(Isa. 49:10; Ether 8:26; 12:28; Num. 20:1–13; Jer. 2:13; 17:13; Alma 5:34; 42:27; John 4:7–14; Rev. 7:17; 21:6; 22:17)
This passage refers to the Lord’s blessings for those who are returning from exile, as well as for those returning from spiritual bondage. In physical captivity, exiles suffer from hunger and thirst. The heat of the sun threatens them. Spiritual exiles thirst for gospel truth and peace. The Lord protects and nourishes them. In all circumstances, it is only through Christ that spiritual hunger can be satisfied (John 6:35; Alma 31:38; 32:42; 3 Ne. 12:6; 20:8). The expression “springs of water” symbolizes living water (Isa. 35:6–7; 41:17–18; 43:19–20), or Jesus Christ.
(Donald W. Parry, Visualizing Isaiah [Provo, Utah: The Foundation for Ancient Research and Mormon Studies, 2001], 67.)
Without water man dies—temporally and spiritually. Bread and breath and water, these three, they are the essentials of existence. If any one of them is withdrawn, life ceases—temporally and spiritually… .

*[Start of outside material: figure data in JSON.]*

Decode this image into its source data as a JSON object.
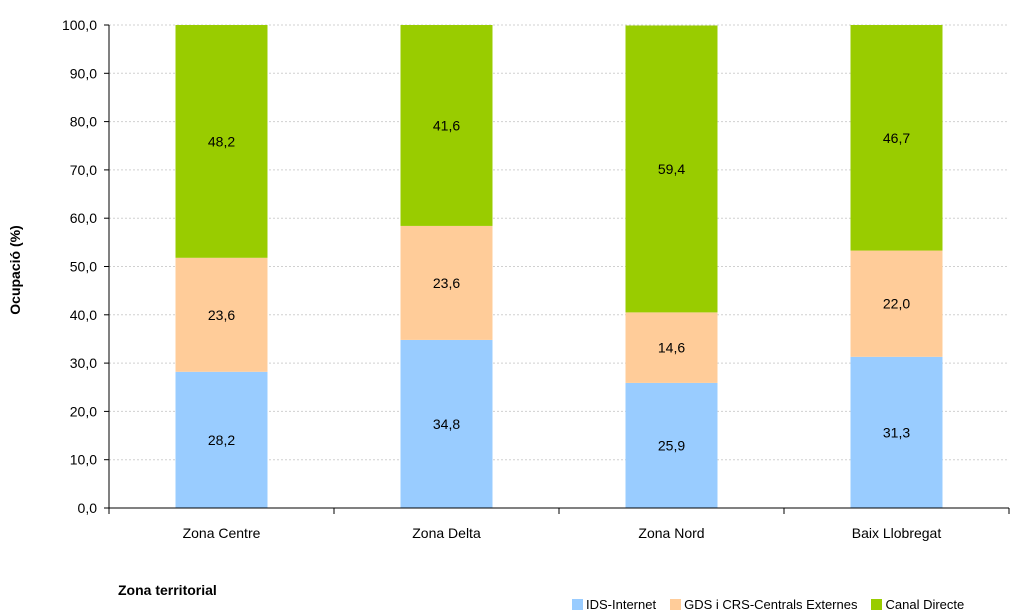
{
  "chart_data": {
    "type": "bar",
    "stacked": true,
    "categories": [
      "Zona Centre",
      "Zona Delta",
      "Zona Nord",
      "Baix Llobregat"
    ],
    "series": [
      {
        "name": "IDS-Internet",
        "color": "#99ccff",
        "values": [
          28.2,
          34.8,
          25.9,
          31.3
        ],
        "labels": [
          "28,2",
          "34,8",
          "25,9",
          "31,3"
        ]
      },
      {
        "name": "GDS i CRS-Centrals Externes",
        "color": "#ffcc99",
        "values": [
          23.6,
          23.6,
          14.6,
          22.0
        ],
        "labels": [
          "23,6",
          "23,6",
          "14,6",
          "22,0"
        ]
      },
      {
        "name": "Canal Directe",
        "color": "#99cc00",
        "values": [
          48.2,
          41.6,
          59.4,
          46.7
        ],
        "labels": [
          "48,2",
          "41,6",
          "59,4",
          "46,7"
        ]
      }
    ],
    "yticks": [
      "0,0",
      "10,0",
      "20,0",
      "30,0",
      "40,0",
      "50,0",
      "60,0",
      "70,0",
      "80,0",
      "90,0",
      "100,0"
    ],
    "ylim": [
      0,
      100
    ],
    "xlabel": "Zona territorial",
    "ylabel": "Ocupació (%)",
    "grid": true,
    "legend": "bottom-right"
  }
}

Even the Son of God—pierced, bleeding, in pain beyond recording, hanging at death’s door on the cross of Calvary—had but one plea pertaining to his physical suffering, and that was the agonizing cry, “I thirst.” (John 19:28.) How vital it is that men have water. A dearth of drink deals death to those so deprived. Those who dwell in deserts and pitch their tents on arid plains, as ancient Israel often did, have the need and desire for drink ever before them… .

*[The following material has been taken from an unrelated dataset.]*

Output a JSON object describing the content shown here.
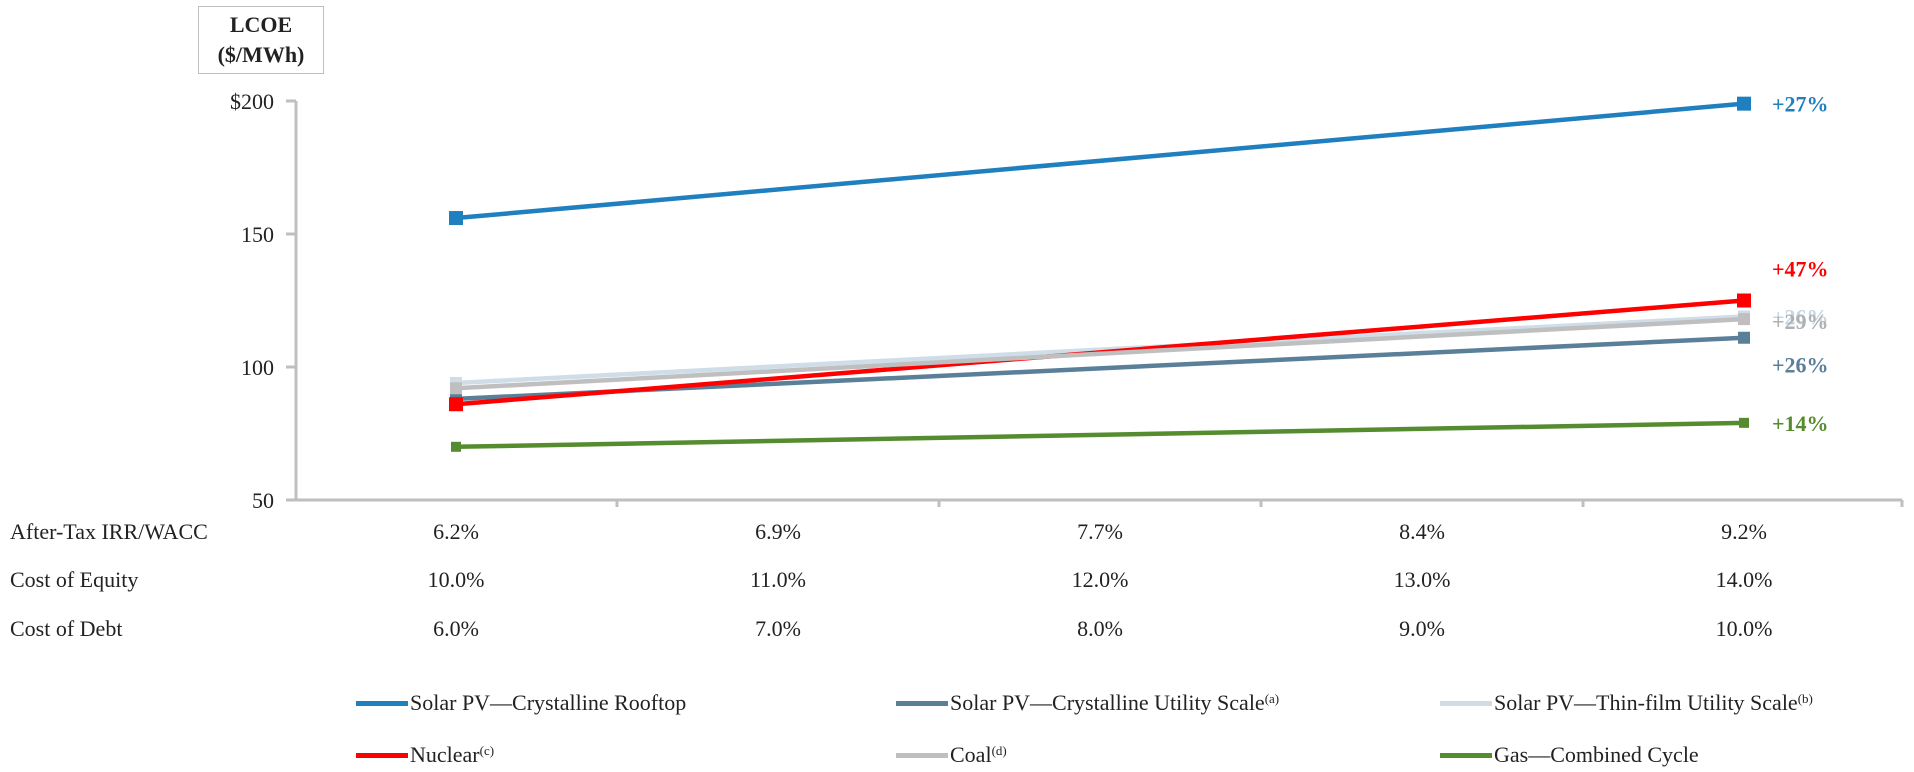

We might well expect to find Messianic prophecies saying that King-Messiah, during his mortal ministry, would be the source of living waters… . One of the greatest of these is Isaiah’s proclamation that “a king shall reign in righteousness,” and that among other things, he shall be “as rivers of water in a dry place” (Isa. 32:1–4). Most of the Messianic utterances of this nature, however, were destined to have only partial fulfillment in the meridian of time and were to come to a glorious consummation in the dispensation of restoration when the promised King would reign personally upon the earth.
Speaking of the latter-day gathering of Israel, Jehovah’s promise is: “I will open rivers in high places, and fountains in the midst of the valleys: I will make the wilderness a pool of water, and the dry land springs of water” (Isa. 41:18). This has reference to more than climatic changes (D&C 133:29).
Another great Messianic utterance says: “I will pour water upon him that is thirsty, and floods upon the dry ground: I will pour my spirit upon thy seed, and my blessing upon thine offspring” (Isa. 44:3). Similar truths are found in Isaiah 41:10–20; 48:20–21; and 49:9–12. Isaiah 12 tells of a millennial day when men shall “draw water out of the wells of salvation”; and Zechariah, speaking of that same day of peace and righteousness, tells how “living waters shall go out from Jerusalem” (Zech. 14:8)… .
Before his mortal birth our Lord’s call was: “Ho, every one that thirsteth, come ye to the waters, … and I will make an everlasting covenant with you” (Isa. 55:1–3; 2 Ne. 9:50)… .
During his mortal sojourn it was the same. On the eighth day of the Feast of Tabernacles, while the priest poured water upon the altar and the words of Isaiah were sung, “With joy shall ye draw water out of the wells of salvation” (Isa. 12:3), our Lord stepped forth and proclaimed: “If any man thirst, let him come unto me, and drink” (John 7:37)… .
Those who do come to quench their thirst, and who are true and faithful, shall drink forever from the pure fountain. As Isaiah expressed it, their “waters shall be sure” (Isa. 33:16), meaning they shall be as their Lord, enjoying and possessing the same eternal life which he lives. As he said in our day: “Unto him that keepeth my commandments I will give the mysteries of my kingdom, and the same shall be in him a well of living water, springing up unto everlasting life” (D&C 63:23).
(Bruce R. McConkie, The Promised Messiah [Salt Lake City: Deseret Book Co., 1978], 204–207.)
As used by Isaiah, … this … language applies to the latter-day gathering of Israel… . Isaiah’s clear meaning is that the spiritual famine of centuries shall cease; Israel shall now have the gospel; they shall feast again upon the good word of God; once again shall they drink from the fountains of living waters; and in their new found joy, all their sufferings of the past (even the heat of the sun!) shall be forgotten.
(Bruce R. McConkie, Doctrinal New Testament Commentary, 3 vols. [Salt Lake City: Bookcraft, Inc., 1966–1973], 3:496.)